Planning Commission Unanimously Approves Safeway's Rockridge Shopping Center Project

Saturday, October 5, 2013

After a two-hour public hearing on September 25, the Oakland Planning Commission unanimously approved Safeway's plans for rebuilding the Rockridge Shopping Center, located at the corner of Broadway and Pleasant Valley Avenue.

Safeway's proposal, changed many times in the past six years, will replace all of the current buildings and add 120,000 square feet to the shopping center's present 185,000 sq. ft. of commercial space. It will significantly change circulation patterns for the area, including an added traffic signal at Coronado and Broadway, the location for a new main entrance to the center.

Unlike the commission's acrimonious hearings for Safeway's College Avenue shopping center, testimony at this hearing was almost all favorable. The dissenting voice was ULTRA (Urbanists for a Livable Temescal-Rockridge Area), a primarily Temescal-based community group favoring high-density residential development.

It objected to the lack of a residential component to the project, its automobile orientation, and a drive-through window for the new Chase Bank. David Zylstra, COO of Safeway's property development division, said Safeway's lease with the owner of the project site prohibited residential development.

Zylstra also said Safeway was looking at establishing holiday-season shuttle service to Rockridge and Macarthur BART stations. Safeway will also improve placement and design of AC Transit stops near the site and is discussing with Kaiser Permanente adding the center to the route of Kaiser's local shuttle. He admitted he would have preferred no drive-through window, but said Chase insisted.
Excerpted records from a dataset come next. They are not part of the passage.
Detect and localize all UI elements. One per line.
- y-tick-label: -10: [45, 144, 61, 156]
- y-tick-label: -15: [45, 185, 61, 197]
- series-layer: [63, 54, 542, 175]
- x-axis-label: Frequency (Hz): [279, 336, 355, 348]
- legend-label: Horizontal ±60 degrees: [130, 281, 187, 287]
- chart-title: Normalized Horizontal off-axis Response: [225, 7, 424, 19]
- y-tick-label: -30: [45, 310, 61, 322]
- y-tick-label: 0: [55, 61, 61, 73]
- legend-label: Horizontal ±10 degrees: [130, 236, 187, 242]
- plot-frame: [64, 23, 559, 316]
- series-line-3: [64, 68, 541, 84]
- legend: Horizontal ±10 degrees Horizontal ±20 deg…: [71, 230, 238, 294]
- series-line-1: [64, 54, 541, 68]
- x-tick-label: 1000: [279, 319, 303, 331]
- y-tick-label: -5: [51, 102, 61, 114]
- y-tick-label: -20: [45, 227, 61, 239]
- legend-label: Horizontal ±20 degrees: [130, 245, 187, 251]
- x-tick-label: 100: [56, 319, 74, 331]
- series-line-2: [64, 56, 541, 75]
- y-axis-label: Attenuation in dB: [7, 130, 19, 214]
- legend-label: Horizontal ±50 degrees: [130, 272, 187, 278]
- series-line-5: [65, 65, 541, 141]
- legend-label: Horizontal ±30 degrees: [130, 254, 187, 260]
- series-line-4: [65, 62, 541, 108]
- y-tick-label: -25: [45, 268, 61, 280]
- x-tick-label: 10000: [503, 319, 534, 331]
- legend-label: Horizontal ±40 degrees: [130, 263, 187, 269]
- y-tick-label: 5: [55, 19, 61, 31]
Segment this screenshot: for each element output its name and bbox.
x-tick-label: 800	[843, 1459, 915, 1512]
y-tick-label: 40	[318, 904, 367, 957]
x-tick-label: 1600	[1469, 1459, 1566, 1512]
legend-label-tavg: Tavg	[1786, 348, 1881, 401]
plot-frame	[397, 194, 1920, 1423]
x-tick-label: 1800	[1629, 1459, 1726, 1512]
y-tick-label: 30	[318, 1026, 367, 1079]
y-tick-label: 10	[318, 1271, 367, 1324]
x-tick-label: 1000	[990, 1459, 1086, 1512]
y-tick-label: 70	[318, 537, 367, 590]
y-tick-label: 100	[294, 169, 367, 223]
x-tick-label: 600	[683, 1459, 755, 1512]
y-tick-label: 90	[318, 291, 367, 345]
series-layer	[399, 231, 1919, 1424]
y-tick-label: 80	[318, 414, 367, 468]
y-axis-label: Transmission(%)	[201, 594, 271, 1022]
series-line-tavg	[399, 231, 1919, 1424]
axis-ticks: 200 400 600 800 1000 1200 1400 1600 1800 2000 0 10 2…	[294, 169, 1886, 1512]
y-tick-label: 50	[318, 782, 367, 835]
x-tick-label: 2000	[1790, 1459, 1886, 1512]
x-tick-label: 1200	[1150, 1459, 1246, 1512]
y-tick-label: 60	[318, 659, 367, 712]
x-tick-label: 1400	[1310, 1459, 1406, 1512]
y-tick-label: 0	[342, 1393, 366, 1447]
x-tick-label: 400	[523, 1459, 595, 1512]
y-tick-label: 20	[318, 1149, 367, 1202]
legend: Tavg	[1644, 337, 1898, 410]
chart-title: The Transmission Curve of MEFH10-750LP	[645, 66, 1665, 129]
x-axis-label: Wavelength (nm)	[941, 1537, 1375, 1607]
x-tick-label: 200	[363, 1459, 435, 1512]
Since Chase has a long-term lease and could block the project, Safeway had to give in.

RCPC's and PANIL's (Piedmont Avenue Neighborhood Improvement League) favorable comments resulted from a last-minute agreement with Safeway. Besides clarifying the project's conditions of approval, the agreement requires Safeway to pay for traffic surveys on nearby residential streets before and after the project's construction and occupancy. Safeway will also post a $500,000 bond: If the traffic surveys show that the project has increased "cut-through" traffic on those streets, the bond will pay for implementing speed bumps, stop signs, and rotaries to discourage through traffic diversion onto those streets. Increased cut-through traffic had been a major fear in the community.

The commission also certified the final Environmental Impact Report (EIR) for the project. The EIR acknowledged the project would worsen traffic conditions at the Broadway/Pleasant Valley/51st Street intersection, and other intersections on Pleasant Valley. Accordingly, the commission adopted a formal statement explaining why the project's benefits justified its approval. Those benefits include more jobs for local residents, additional tax revenue for the city, more convenient shopping for area residents, and reducing the loss of retail revenue into surrounding cities such as Emeryville and Walnut Creek.

Project opponents could appeal the approval to the council within 10 days.